Catatan Akhir Tahun Safe Migrant: Aparat Kurang Serius Tangani TPPO

Catatan Akhir Tahun Safe Migrant: Aparat Kurang Serius Tangani TPPO

Terkini | batam.inews.id | Rabu, 18 Desember 2024 - 20:10
share

BATAM, iNewsBatam.id - Kasus tindak pidana perdagangan orang (TPPO) serta kekerasan terhadap perempuan dan anak di Batam, Kepulauan Riau, tercatat cukup tinggi sepanjang tahun 2024. Hal ini diungkapkan oleh Jaringan Safe Migrant.

Ketua Jaringan Safe Migrant, Chrisanctus Paschalis Saturnus, menjelaskan bahwa sepanjang tahun ini pihaknya menangani 181 kasus dengan 209 korban, yang terdiri dari 69 anak dan 140 orang dewasa.

Dari total kasus tersebut, TPPO mendominasi dengan persentase 32,6, diikuti oleh kekerasan seksual (18,8), kekerasan fisik (11,6), dan eksploitasi ekonomi (6,1).

"Soal TPPO, ada kesan pembiaran dan kurangnya keseriusan aparat dalam menangani. Padahal, ini adalah masalah lama yang belum terselesaikan," kata Romo Paschal, dalam acara puncak peringatan Hari Migran Internasional di Batam, Rabu (18/12/2024).

Mengenai kekerasan seksual dan fisik, Romo Paschal mengungkapkan temuan Jaringan Safe Migrant bahwa pelaku kekerasan didominasi oleh keluarga dekat korban (44,2), disusul teman dekat (31,7), dan orang tak dikenal (11,7).

Penanganan kasus yang dilakukan oleh Jaringan Safe Migrant juga menghadapi sejumlah kendala.

"Kendala yang kami hadapi antara lain biaya visum yang tinggi, keterbatasan layanan, dan minimnya sensitivitas gender di kalangan aparat penegak hukum.
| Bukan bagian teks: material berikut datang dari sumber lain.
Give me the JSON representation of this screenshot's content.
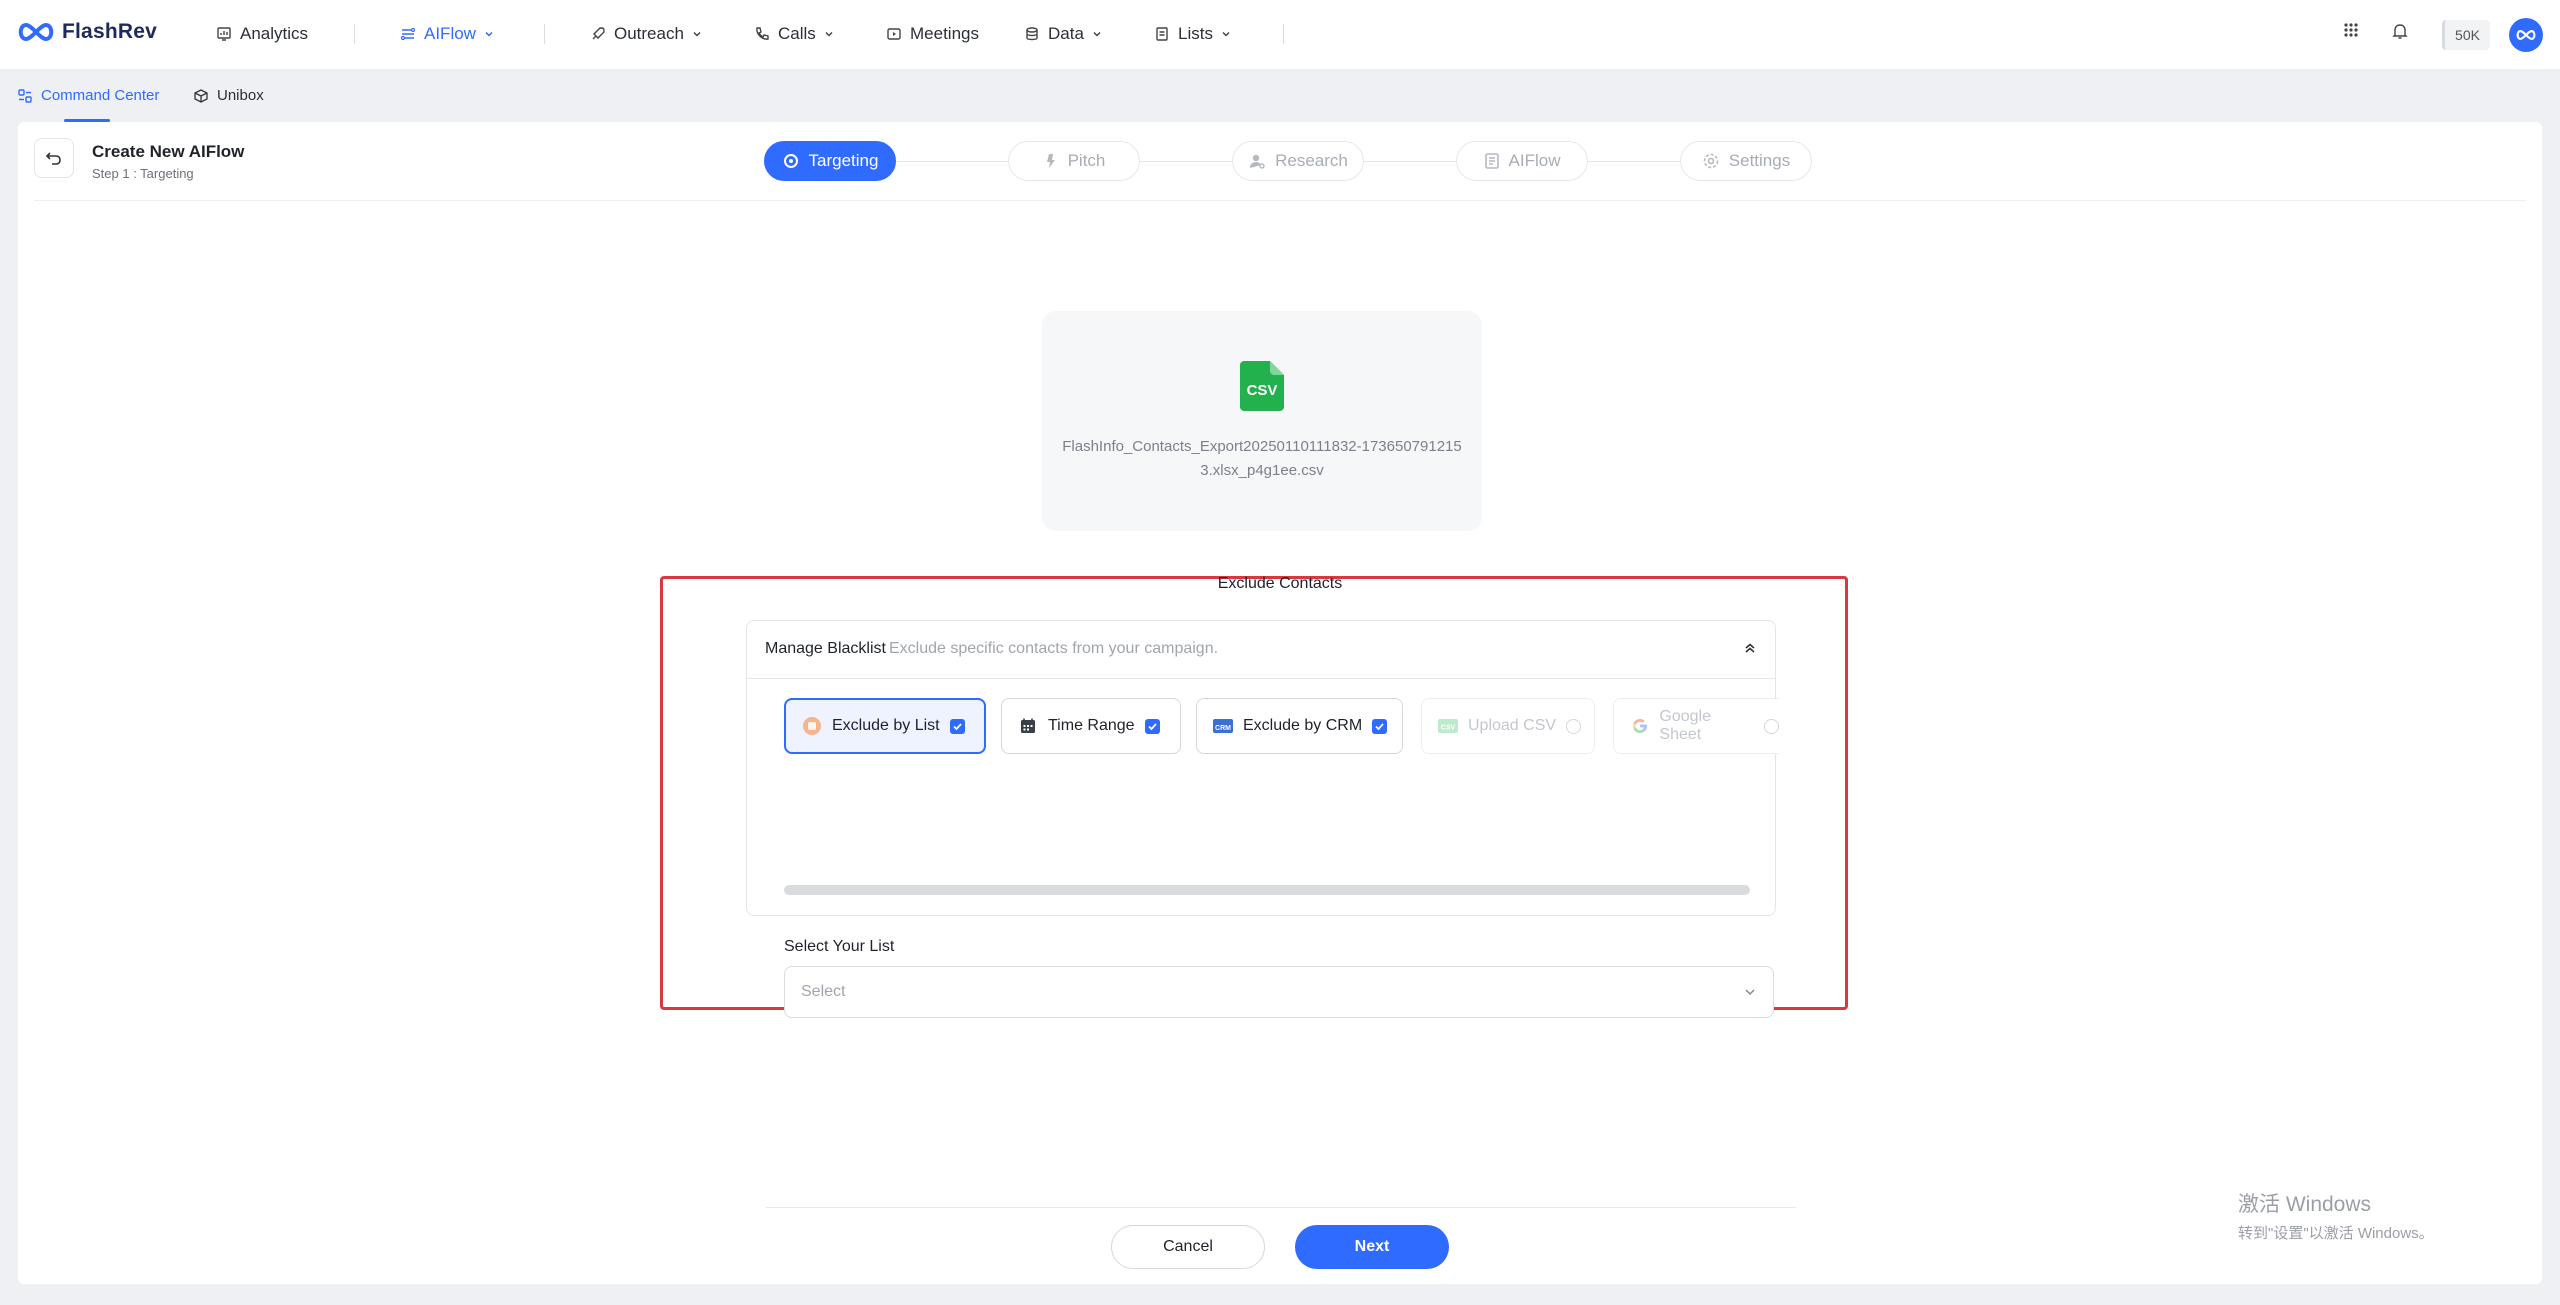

Namun, kami terus memberikan layanan mulai dari rumah aman, konseling, pemeriksaan psikologi, hingga bantuan pendidikan untuk korban," ujar Romo Paschal.

Selain itu, Jaringan Safe Migrant juga menghadapi hambatan internal dalam penanganan kasus, seperti keluarga yang tidak mendukung korban dan pendampingnya, intervensi keluarga pelaku yang ingin berdamai, dan korban yang enggan melaporkan kasusnya.

Di akhir laporannya, Romo Paschal memberikan sejumlah rekomendasi, termasuk perlunya pelatihan untuk aparat penegak hukum (APH) dalam meningkatkan kapasitas mereka agar dapat menyelesaikan kasus dengan perspektif korban dan sensitivitas gender.

Jaringan Safe Migrant juga menyerukan implementasi yang optimal terhadap UU TPKS dan pembuatan regulasi atau kebijakan daerah yang mengatur tentang perempuan, anak, dan pekerja migran.

"Dalam 10 tahun terakhir, pemerintah belum menghasilkan regulasi atau kebijakan daerah terkait perempuan, anak, dan pekerja migran," ujar Romo Paschal.

Selain itu, pemerintah diharapkan untuk menyediakan anggaran untuk biaya visum bagi korban kekerasan serta pendampingan bagi korban.

"Pemerintah juga perlu mengaktifkan kembali gugus tugas TPPO di tingkat kota dan provinsi," pungkasnya.